How ideas from Germany are changing aerospace. Three examples from Munich, Dresden and Bremen.

Vision of the future: the Urban Liner was designed by students.
Vision of the future: the Urban Liner was designed by students. © DLR

Germany. From students‘ ideas to fully developed large-scale projects: many developers in Germany are working on innovations in aerospace. Here are three topical examples.

Environment-friendly: the Urban Liner

“Normally, little attention is paid to noise reduction until the latter stages of the design process,” says Christian Decher, a student at the Technical University of Munich. “But we subordinated every other aspect to this aim right from the start.” And they were successful: their design for the Urban Liner won Decher and his fellow students Daniel Metzler and Soma Varga first place in the 2017 Design Challenge staged jointly by NASA and the German Aerospace Center (DLR9). As yet, the Urban Liner is still only a vision – with highly promising plus points: quiet, hardly visible electric drives on the aircraft's tail support a conventional engine. The hybrid drive is expected to consume only half as much fuel as comparable aircraft and reduce nitric oxide emissions by 89 percent.

Economical: the digital plane

At the Dresden Institute of Software Methods for Product Virtualization, high-performance computers simulate aircraft with great precision. The advantages of 'Digital Twins' is that the amount of expensive development work with real materials is reduced, and protracted tests before an aircraft’s certification can be pre-empted on the computer. A partner institute in Hamburg already covers the complete maintenance mode of an aircraft, providing efficient support for the maintenance of the original weighing hundreds of tonnes.

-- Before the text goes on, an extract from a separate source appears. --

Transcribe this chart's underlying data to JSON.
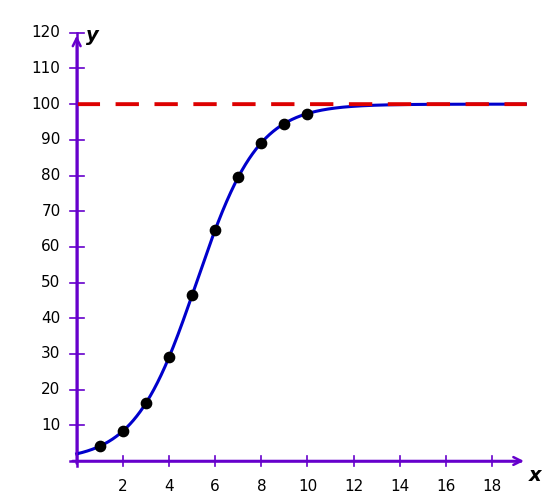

'Digital Twin': development on the computer
'Digital Twin': development on the computer © Marek Kruszewski

Brimming with power: the Orion ESM space vehicle

Airbus group developers in Bremen are making a decisive contribution to a journey to the Moon. They're building the European Service Module (ESM) as part of a transatlantic collaboration. Together with the Crew Module being built by the NASA, it will be become the Orion ESM space vehicle, whose unmanned test flight is planned for 2019. The plan is for the vehicle to have a crew on board for its second flight – circumnavigating the Moon in 2021. The main engine is installed in the ESM. From there, four solar sails will also supply the electricity needed for the equipment on board. The Service Module's climate systems will make sure that the temperature is optimally regulated for both astronauts and cargo.